Scalability is the ability to add capacity to your system, usually by the addition of system resources, but without changes to the deployment architecture. During requirements analysis, you typically make projections of expected growth to a system based on the business requirements and subsequent usage analysis. These projections of the number of users of a system and the capacity of the system to meet their needs are often estimates that can vary significantly from the actual numbers for the deployed system. Your design should be flexible enough to allow for variance in your projections.
A design that is scalable includes sufficient latent capacity to handle increased loads until a system can be upgraded with additional resources. Scalable designs can be readily scaled to handle increasing loads without redesign of the system.
Latent capacity is one aspect of scalability where you include additional performance and availability resources into your system so the system can easily handle unusual peak loads. You can also monitor how latent capacity is used in a deployed system to help determine when to scale the system by adding resources. Latent capacity is one way to build safety into your design.
Analysis of use cases can help identify the scenarios that can create unusual peak loads. Use this analysis of unusual peak loads plus a factor to cover unexpected growth to design latent capacity that builds safety into your system.
Your system design should be able to handle projected capacity for a reasonable time, generally the first 6 to 12 months of operation. Maintenance cycles can be used to add resources or increase capacity as needed. Ideally, you should be able to schedule upgrades to the system on a regular basis, but predicting needed increases in capacity is often difficult. Rely on careful monitoring of your resources as well as business projections to determine when to upgrade a system.
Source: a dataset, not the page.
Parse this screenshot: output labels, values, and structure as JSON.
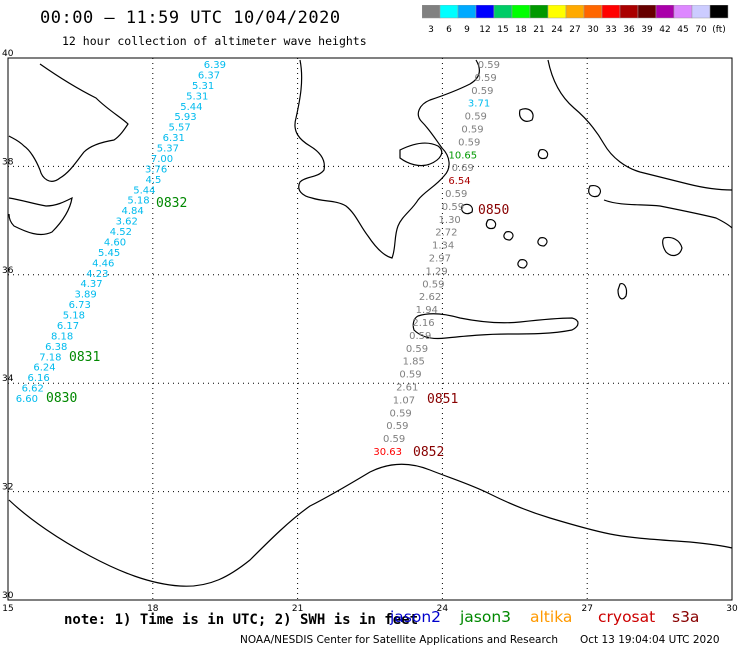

If you plan to implement your solution in incremental phases, you might schedule increasing the capacity of the system to coincide with other improvements scheduled for each incremental phase.
The example in this section illustrates horizontal and vertical scaling for a solution that implements Messaging Server. For vertical scaling, you add additional CPUs to a server to handle increasing loads. For horizontal scaling, you handle increasing loads by adding additional servers for distribution of the load.
The baseline for the example assumes a 50,000 user base supported by two message store instances that are distributed for load balancing. Each server has two CPUs for a total of four CPUs. The following figure shows how this system can be scaled to handle increasing loads for 250,000 users and 2,000,000 users.
Scalability Example shows the differences between vertical scaling and horizontal scaling. This figure does not show other factors to consider when scaling, such as load balancing, failover, and changes in usage patterns.